Interestingly, body language has its own vocabulary, grammar and syntaxes. We communicate nonverbally with the help of different clues or signals that are grouped together or given away one after another in a sequence. It's identical to the way different words create a meaningful sentence. Single word may not convey message but a complete sentence can easily make sense.

Combination of different sensory stimulus/inputs, facial expressions, eye contacts, gestures, movements, postures and para linguistic convey a distinct message. Most of us try to interpret each of them in isolation, often leading us to complete misunderstanding. Like composing sentences, we need to put them together. This method is called as CLUSTERING. A cluster clearly makes sense of distinct nonverbal message. Let’s take an example of it.

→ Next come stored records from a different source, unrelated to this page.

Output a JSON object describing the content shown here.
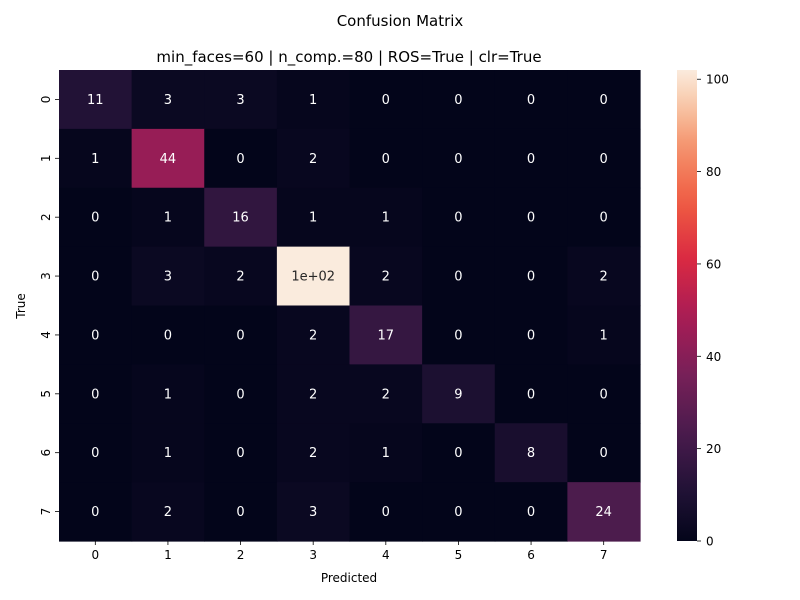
{
  "chart_data": {
    "type": "heatmap",
    "suptitle": "Confusion Matrix",
    "title": "min_faces=60 | n_comp.=80 | ROS=True | clr=True",
    "xlabel": "Predicted",
    "ylabel": "True",
    "x_categories": [
      "0",
      "1",
      "2",
      "3",
      "4",
      "5",
      "6",
      "7"
    ],
    "y_categories": [
      "0",
      "1",
      "2",
      "3",
      "4",
      "5",
      "6",
      "7"
    ],
    "values": [
      [
        11,
        3,
        3,
        1,
        0,
        0,
        0,
        0
      ],
      [
        1,
        44,
        0,
        2,
        0,
        0,
        0,
        0
      ],
      [
        0,
        1,
        16,
        1,
        1,
        0,
        0,
        0
      ],
      [
        0,
        3,
        2,
        102,
        2,
        0,
        0,
        2
      ],
      [
        0,
        0,
        0,
        2,
        17,
        0,
        0,
        1
      ],
      [
        0,
        1,
        0,
        2,
        2,
        9,
        0,
        0
      ],
      [
        0,
        1,
        0,
        2,
        1,
        0,
        8,
        0
      ],
      [
        0,
        2,
        0,
        3,
        0,
        0,
        0,
        24
      ]
    ],
    "cell_labels": [
      [
        "11",
        "3",
        "3",
        "1",
        "0",
        "0",
        "0",
        "0"
      ],
      [
        "1",
        "44",
        "0",
        "2",
        "0",
        "0",
        "0",
        "0"
      ],
      [
        "0",
        "1",
        "16",
        "1",
        "1",
        "0",
        "0",
        "0"
      ],
      [
        "0",
        "3",
        "2",
        "1e+02",
        "2",
        "0",
        "0",
        "2"
      ],
      [
        "0",
        "0",
        "0",
        "2",
        "17",
        "0",
        "0",
        "1"
      ],
      [
        "0",
        "1",
        "0",
        "2",
        "2",
        "9",
        "0",
        "0"
      ],
      [
        "0",
        "1",
        "0",
        "2",
        "1",
        "0",
        "8",
        "0"
      ],
      [
        "0",
        "2",
        "0",
        "3",
        "0",
        "0",
        "0",
        "24"
      ]
    ],
    "colormap": "rocket",
    "vmin": 0,
    "vmax": 102,
    "colorbar_ticks": [
      "0",
      "20",
      "40",
      "60",
      "80",
      "100"
    ],
    "colorbar_tick_values": [
      0,
      20,
      40,
      60,
      80,
      100
    ],
    "grid": false,
    "legend": "colorbar-right"
  }
}
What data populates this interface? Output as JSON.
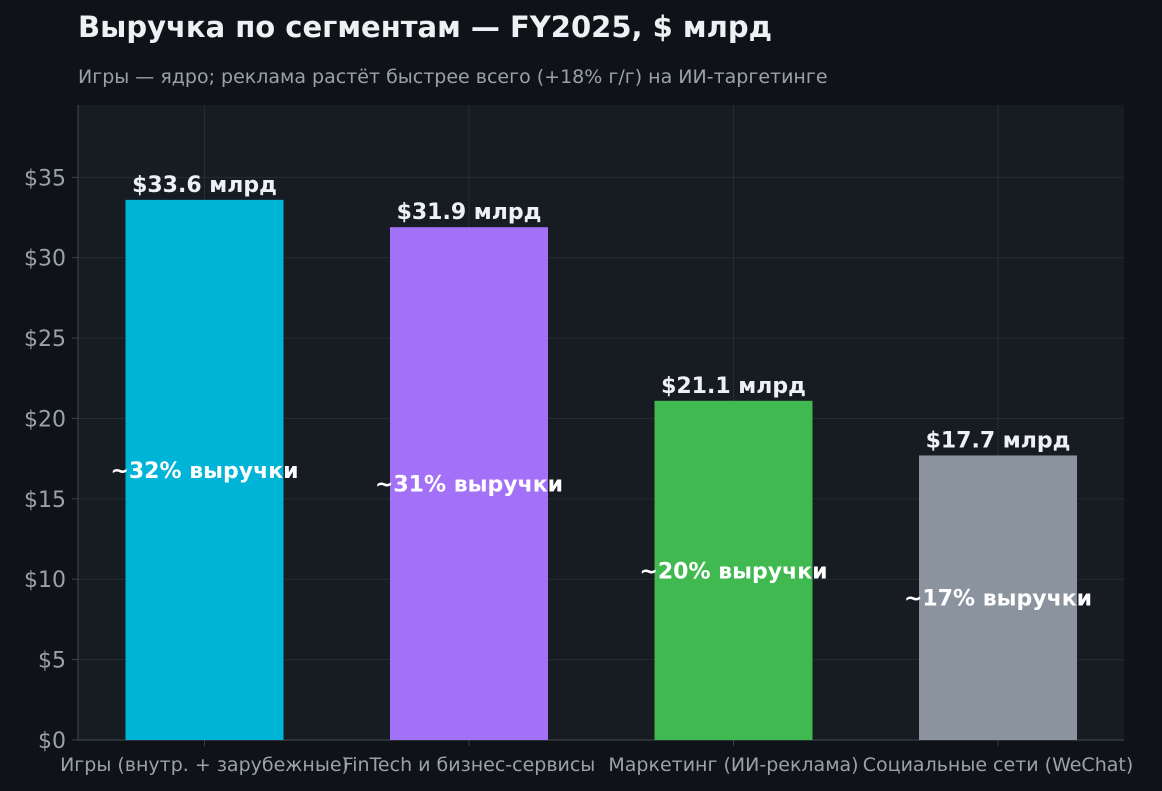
{
  "colors": {
    "page_bg": "#0f1317",
    "plot_bg": "#171b22",
    "grid": "#262c35",
    "axis": "#3a414b",
    "text_main": "#eef1f4",
    "text_muted": "#9aa1a9"
  },
  "chart_data": {
    "type": "bar",
    "title": "Выручка по сегментам — FY2025, $ млрд",
    "subtitle": "Игры — ядро; реклама растёт быстрее всего (+18% г/г) на ИИ-таргетинге",
    "categories": [
      "Игры (внутр. + зарубежные)",
      "FinTech и бизнес-сервисы",
      "Маркетинг (ИИ-реклама)",
      "Социальные сети (WeChat)"
    ],
    "values": [
      33.6,
      31.9,
      21.1,
      17.7
    ],
    "value_labels": [
      "$33.6 млрд",
      "$31.9 млрд",
      "$21.1 млрд",
      "$17.7 млрд"
    ],
    "share_labels": [
      "~32% выручки",
      "~31% выручки",
      "~20% выручки",
      "~17% выручки"
    ],
    "bar_colors": [
      "#00b4d8",
      "#a371f7",
      "#3fb950",
      "#8b949e"
    ],
    "ylim": [
      0,
      39.5
    ],
    "yticks": [
      0,
      5,
      10,
      15,
      20,
      25,
      30,
      35
    ],
    "ytick_labels": [
      "$0",
      "$5",
      "$10",
      "$15",
      "$20",
      "$25",
      "$30",
      "$35"
    ],
    "grid": true,
    "xlabel": "",
    "ylabel": ""
  }
}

Most of us know that crossing arms over chest is a self-defensive or controlling action. As it clearly appears, we cover vulnerable parts of upper body (torso). Definitely, it's not a welcoming or open approach at all. But crossing arms isn't a clue to self-defense only when it is put in different clusters. Look at these pictures and find what each person is likely to express. Keenly observe their facial expressions (especially eyebrows), postures (especially neck) and gazes (how they make or don't make eye contact).

Warning or Criticizing (Left) Helpless, Sad & Fearful (Center) Disagree or Disappointed (Right)
Also, we need take physical environment or specific situation into account while looking at a person with arms crossed on its chest. This old lady wearing a sweater is protecting herself from cold by crossing arms so that maximum body heat would be retained. Even here, her posture gives an idea about how intensely she would be suffering from cold. Look at hunched back, lowered chin and legs tightly held together.

Interpreting body language by clusters is very crucial to understand overall mood or conditions of person in any given circumstance.